Human Rights Watch Warns About Turkey's "Authoritarian Drift"
Critics of Turkey's Justice and Development Party (AKP) government have for years been warning that the country, under the leadership of now President Recep Tayyip Erdogan, has taken an authoritarian turn after several years of reform-minded action. Supporters of the AKP and Erdogan, meanwhile, have denied the charge, accusing the critics of being disgruntled supporters of a previous status quo who are simply upset with seeing their once privilaged position in society disappear.
A new report issued today by Human Rights Watch goes a long way towards settling this debate, accusing the Turkish government of "taking far-reaching steps to weaken the rule of law, control the media and Internet, and clamp down on critics and protestors." From HRW's report:
Turkey is undergoing a worrying rollback of human rights. In office for twelve years under the leadership of Recep Tayyip Erdoğan—elected president in August 2014—the ruling Justice and Development Party (Adalet ve Kalkınma Partisi, AKP) has shown increasing intolerance of political opposition, public protest, and critical media. Over the past nine months, in an effort to stifle corruption investigations, the AKP government has sought to curb the independence of the judiciary and weaken the rule of law. The erosion of human rights through limitations on media freedom, clampdown on protest, and further loss of trust in Turkey’s politicized criminal justice system have deepened political polarization in the country.
The rollback of human rights has taken place against a background of mass anti- government protests last year, and corruption allegations that go to the very heart of the AKP government and emerged out of a simmering conflict within the political establishment between the AKP and its former ally, the influential Gülen movement led by the US-based cleric Fethullah Gülen.

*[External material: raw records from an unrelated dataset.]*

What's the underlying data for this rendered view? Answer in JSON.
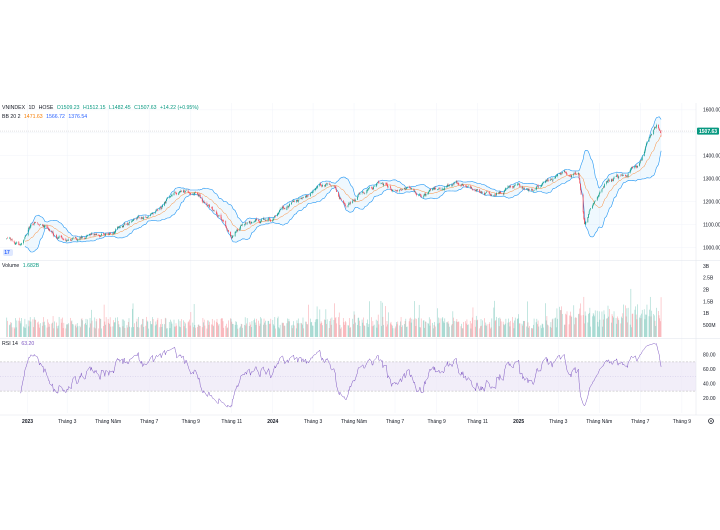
{
  "header": {
    "symbol": "VNINDEX",
    "interval": "1D",
    "exchange": "HOSE",
    "open": "O1509.23",
    "high": "H1512.15",
    "low": "L1482.45",
    "close": "C1507.63",
    "change": "+14.22 (+0.95%)"
  },
  "bb_legend": {
    "name": "BB 20 2",
    "basis": "1471.63",
    "upper": "1566.72",
    "lower": "1376.54"
  },
  "volume_legend": {
    "name": "Volume",
    "value": "1.682B"
  },
  "rsi_legend": {
    "name": "RSI 14",
    "value": "63.20"
  },
  "colors": {
    "up": "#089981",
    "down": "#f23645",
    "bb_band": "#2196f3",
    "bb_basis": "#ff6d00",
    "rsi": "#7e57c2",
    "band_fill": "#ede7f6"
  },
  "chart_data": [
    {
      "type": "candlestick",
      "name": "price",
      "ylim": [
        950,
        1630
      ],
      "yticks": [
        "1600.00",
        "1500.00",
        "1400.00",
        "1300.00",
        "1200.00",
        "1100.00",
        "1000.00"
      ],
      "last_value_label": "1507.63",
      "anchors": [
        [
          "2022-12-01",
          1040
        ],
        [
          "2022-12-20",
          1010
        ],
        [
          "2023-01-05",
          1100
        ],
        [
          "2023-01-20",
          1110
        ],
        [
          "2023-02-10",
          1050
        ],
        [
          "2023-03-01",
          1030
        ],
        [
          "2023-04-01",
          1050
        ],
        [
          "2023-05-01",
          1060
        ],
        [
          "2023-06-01",
          1110
        ],
        [
          "2023-06-20",
          1130
        ],
        [
          "2023-07-15",
          1160
        ],
        [
          "2023-08-05",
          1230
        ],
        [
          "2023-08-25",
          1250
        ],
        [
          "2023-09-10",
          1240
        ],
        [
          "2023-09-25",
          1180
        ],
        [
          "2023-10-20",
          1120
        ],
        [
          "2023-11-01",
          1045
        ],
        [
          "2023-11-15",
          1090
        ],
        [
          "2023-12-01",
          1110
        ],
        [
          "2023-12-31",
          1130
        ],
        [
          "2024-01-20",
          1175
        ],
        [
          "2024-02-20",
          1225
        ],
        [
          "2024-03-15",
          1270
        ],
        [
          "2024-04-01",
          1280
        ],
        [
          "2024-04-20",
          1170
        ],
        [
          "2024-05-10",
          1240
        ],
        [
          "2024-06-10",
          1280
        ],
        [
          "2024-06-30",
          1250
        ],
        [
          "2024-07-20",
          1260
        ],
        [
          "2024-08-10",
          1215
        ],
        [
          "2024-08-25",
          1250
        ],
        [
          "2024-09-10",
          1270
        ],
        [
          "2024-10-01",
          1280
        ],
        [
          "2024-10-20",
          1260
        ],
        [
          "2024-11-10",
          1225
        ],
        [
          "2024-12-01",
          1250
        ],
        [
          "2024-12-31",
          1260
        ],
        [
          "2025-01-20",
          1245
        ],
        [
          "2025-02-15",
          1290
        ],
        [
          "2025-03-10",
          1320
        ],
        [
          "2025-03-31",
          1320
        ],
        [
          "2025-04-09",
          1110
        ],
        [
          "2025-04-20",
          1180
        ],
        [
          "2025-05-15",
          1290
        ],
        [
          "2025-06-10",
          1320
        ],
        [
          "2025-06-30",
          1370
        ],
        [
          "2025-07-15",
          1480
        ],
        [
          "2025-07-25",
          1530
        ],
        [
          "2025-08-01",
          1505
        ]
      ],
      "last_ohlc": {
        "open": 1509.23,
        "high": 1512.15,
        "low": 1482.45,
        "close": 1507.63
      }
    },
    {
      "type": "bar",
      "name": "volume",
      "ylim": [
        0,
        3000000000
      ],
      "yticks": [
        "3B",
        "2.5B",
        "2B",
        "1.5B",
        "1B",
        "500M"
      ],
      "last_value": 1682000000
    },
    {
      "type": "line",
      "name": "rsi",
      "ylim": [
        0,
        100
      ],
      "yticks": [
        "80.00",
        "60.00",
        "40.00",
        "20.00"
      ],
      "bands": [
        30,
        70
      ],
      "last_value": 63.2
    }
  ],
  "xaxis": {
    "ticks": [
      {
        "date": "2023-01-01",
        "label": "2023",
        "bold": true
      },
      {
        "date": "2023-03-01",
        "label": "Tháng 3",
        "bold": false
      },
      {
        "date": "2023-05-01",
        "label": "Tháng Năm",
        "bold": false
      },
      {
        "date": "2023-07-01",
        "label": "Tháng 7",
        "bold": false
      },
      {
        "date": "2023-09-01",
        "label": "Tháng 9",
        "bold": false
      },
      {
        "date": "2023-11-01",
        "label": "Tháng 11",
        "bold": false
      },
      {
        "date": "2024-01-01",
        "label": "2024",
        "bold": true
      },
      {
        "date": "2024-03-01",
        "label": "Tháng 3",
        "bold": false
      },
      {
        "date": "2024-05-01",
        "label": "Tháng Năm",
        "bold": false
      },
      {
        "date": "2024-07-01",
        "label": "Tháng 7",
        "bold": false
      },
      {
        "date": "2024-09-01",
        "label": "Tháng 9",
        "bold": false
      },
      {
        "date": "2024-11-01",
        "label": "Tháng 11",
        "bold": false
      },
      {
        "date": "2025-01-01",
        "label": "2025",
        "bold": true
      },
      {
        "date": "2025-03-01",
        "label": "Tháng 3",
        "bold": false
      },
      {
        "date": "2025-05-01",
        "label": "Tháng Năm",
        "bold": false
      },
      {
        "date": "2025-07-01",
        "label": "Tháng 7",
        "bold": false
      },
      {
        "date": "2025-09-01",
        "label": "Tháng 9",
        "bold": false
      }
    ]
  },
  "icons": {
    "settings": "gear-icon",
    "logo": "tradingview-logo-icon"
  }
}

Considering the AKP's early years were marked by making significant reforms and taking important steps towards joining the European Union, the decline in the quality of Turkey's democracy that the HRW reports charts marks a dramatic turnaround for the government. “Over the past year, Erdoğan’s AKP has responded to political opposition by tearing up the rule book, silencing critical voices, and wielding a stick,” said Emma Sinclair-Webb, the organization's senior Turkey researcher and author of the report. “For the sake of Turkey’s future and the rights of its citizens, the government needs to change course and protect rights instead of attacking them.”
As the report notes, even the AKP's most promising democratization effort -- initiating a resolution process with the Kurdistan Workers' Party (PKK) -- could suffer as a result of Turkey's authoritarian drift. “The clampdown on rights and interference with the judiciary run counter to government’s positive commitment to a peace process with the Kurds and may well jeopardize it,” Sinclair-Webb said. “Protecting human rights and strengthening the rule of law for everyone is the best way to make sure the Kurdish peace process will succeed.”